Fiscal Policy - Analysing and Evaluating Expansionary Fiscal Policy

Level:
A-Level, IB
Board:
AQA, Edexcel, OCR, IB, Eduqas, WJEC

Last updated 12 Feb 2022

In this revision video we focus on the economics of an expansionary fiscal policy.

Fiscal Policy - Analysing and Evaluating Expansionary Fiscal Policy

Fiscal Policy - Analysing and Evaluating Expansionary Fiscal Policy

What is meant by an expansionary fiscal policy?

An expansionary fiscal policy involves the government aiming to increase aggregate demand – through deliberately increasing real government spending and/or lowering direct and indirect taxes, which is financed by an increase in the size of the budget (fiscal) deficit.

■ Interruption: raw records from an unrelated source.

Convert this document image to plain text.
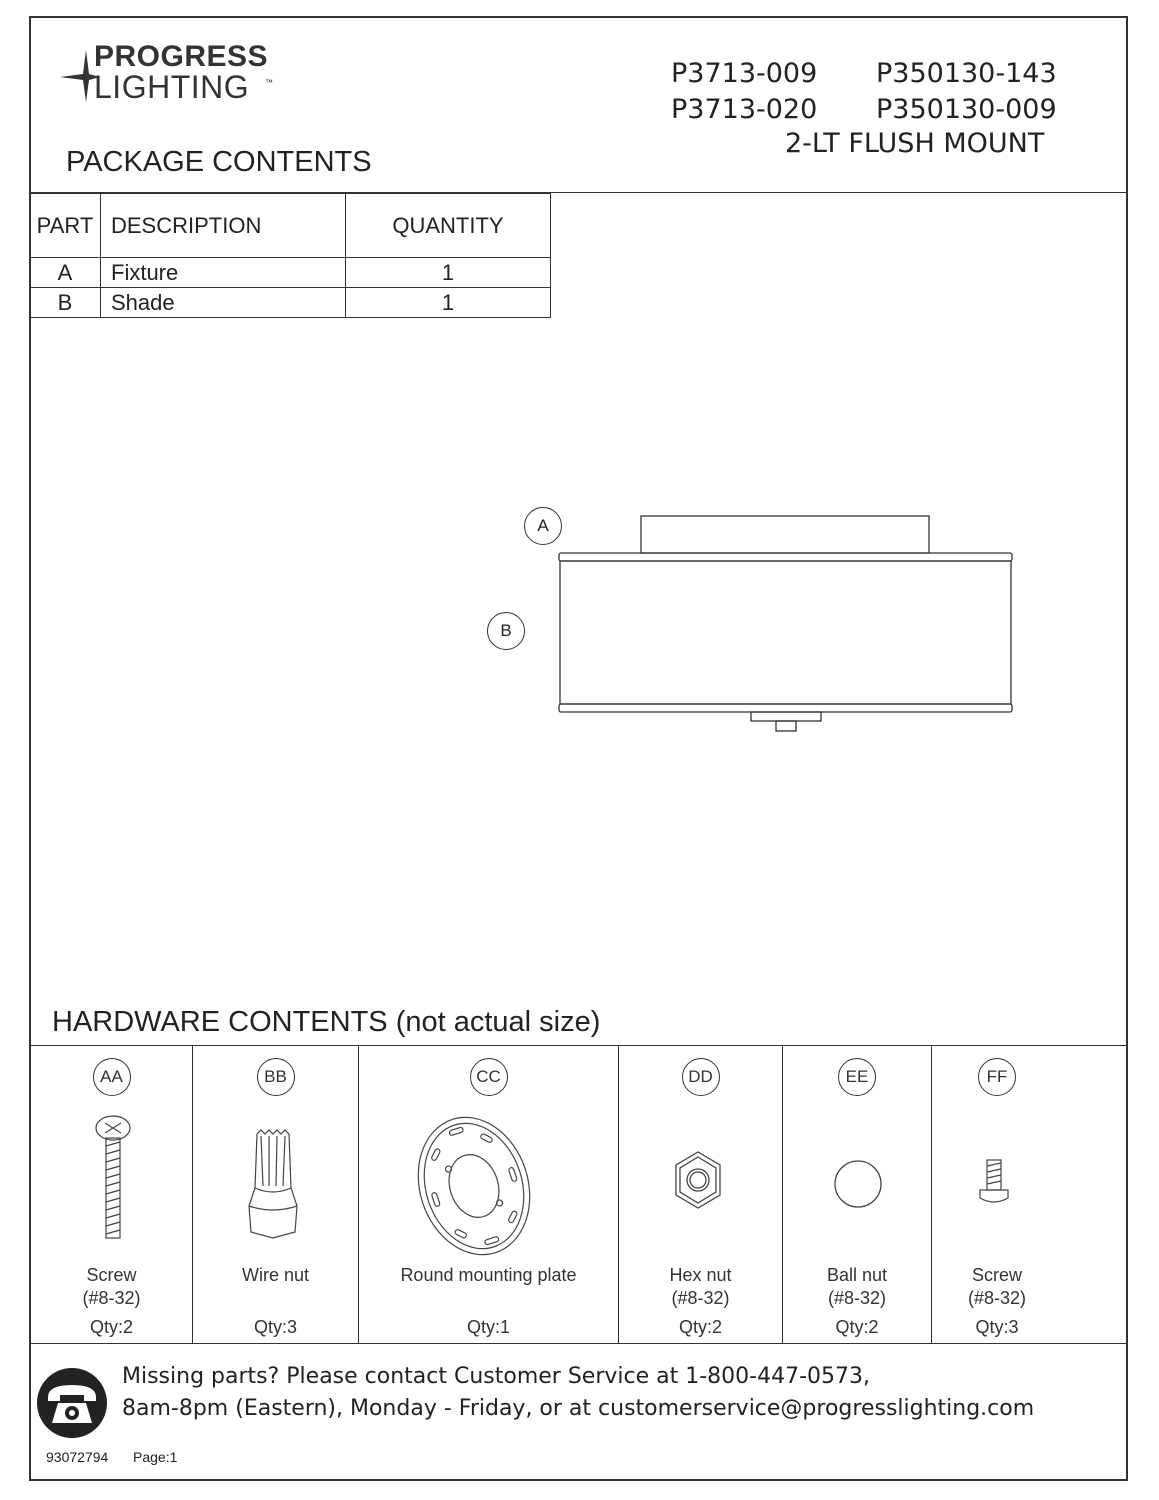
PROGRESS
LIGHTING ™	P3713-009 P350130-143
P3713-020 P350130-009
2-LT FLUSH MOUNT
PACKAGE CONTENTS
PART	DESCRIPTION	QUANTITY
A	Fixture	1
B	Shade	1
A
B
HARDWARE CONTENTS (not actual size)
AA
Screw
(#8-32)
Qty:2
BB
Wire nut
Qty:3
CC
Round mounting plate
Qty:1
DD
Hex nut
(#8-32)
Qty:2
EE
Ball nut
(#8-32)
Qty:2
FF
Screw
(#8-32)
Qty:3
Missing parts? Please contact Customer Service at 1-800-447-0573,
8am-8pm (Eastern), Monday - Friday, or at customerservice@progresslighting.com
93072794 Page:1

The main aim of an expansionary fiscal policy is usually to stimulate real output and employment and perhaps reduce the risk of a persistent deflationary recession. The impact takes time to feed through the circular flow – but the time lags are also variable – contrast higher welfare payments with long-term infrastructure spending.

Analyse how an expansionary fiscal policy might impact on aggregate demand, growth, employment and prices.

  • Expansionary fiscal policy aims to stimulate demand, output and jobs
  • Example: A reduction in the standard rate of income tax from 20% to 18%
  • This increases household disposable income
  • In theory, this then leads to a rise in consumer spending
  • Which causes an outward shift of aggregate demand
  • This leads to an expansion of short run aggregate supply
  • As a result, there will be a higher equilibrium level of real GDP
  • Which might then help to close a negative output gap
  • And this could also help to reduce the risk of price deflation if inflation is close to zero

Evaluation: What factors influence whether an expansionary fiscal policy will achieve its objectives?

The macroeconomic impacts of an expansionary fiscal policy depends in part on

  1. Whether an expansionary fiscal policy leads to higher market interest rates for example if bond yields rise as a budget deficit increases (see ‘crowding-out’)
  2. Whether expansionary fiscal policies lead to an acceleration in the rate of price inflation which then cuts real incomes and spending by households
  3. The marginal propensity to spend and save ofhouseholds. Will people spend or save an income tax cut? Or will they use it to repay existing debts.
  4. The marginal propensity to import – rising disposable incomes might feed through to increasing demand for imports and a widening net trade deficit.
  5. Whether expansionary fiscal policy leads to a rise in business confidence

The impact of an expansionary fiscal policy depends on what else is happening in the economy. It also depends on the timing of the fiscal stimulus and the size of the injection of demand into the circular flow – measured as a share of GDP.

This is a great topic to bring in different schools of economic thought. For example, a Keynesian perspective (which favours using a fiscal stimulus when an economy is stuck in a liquidity trap) versus crowding out theorists who argue that higher spending and borrowing raises interest rates and squeeze out private sector investment.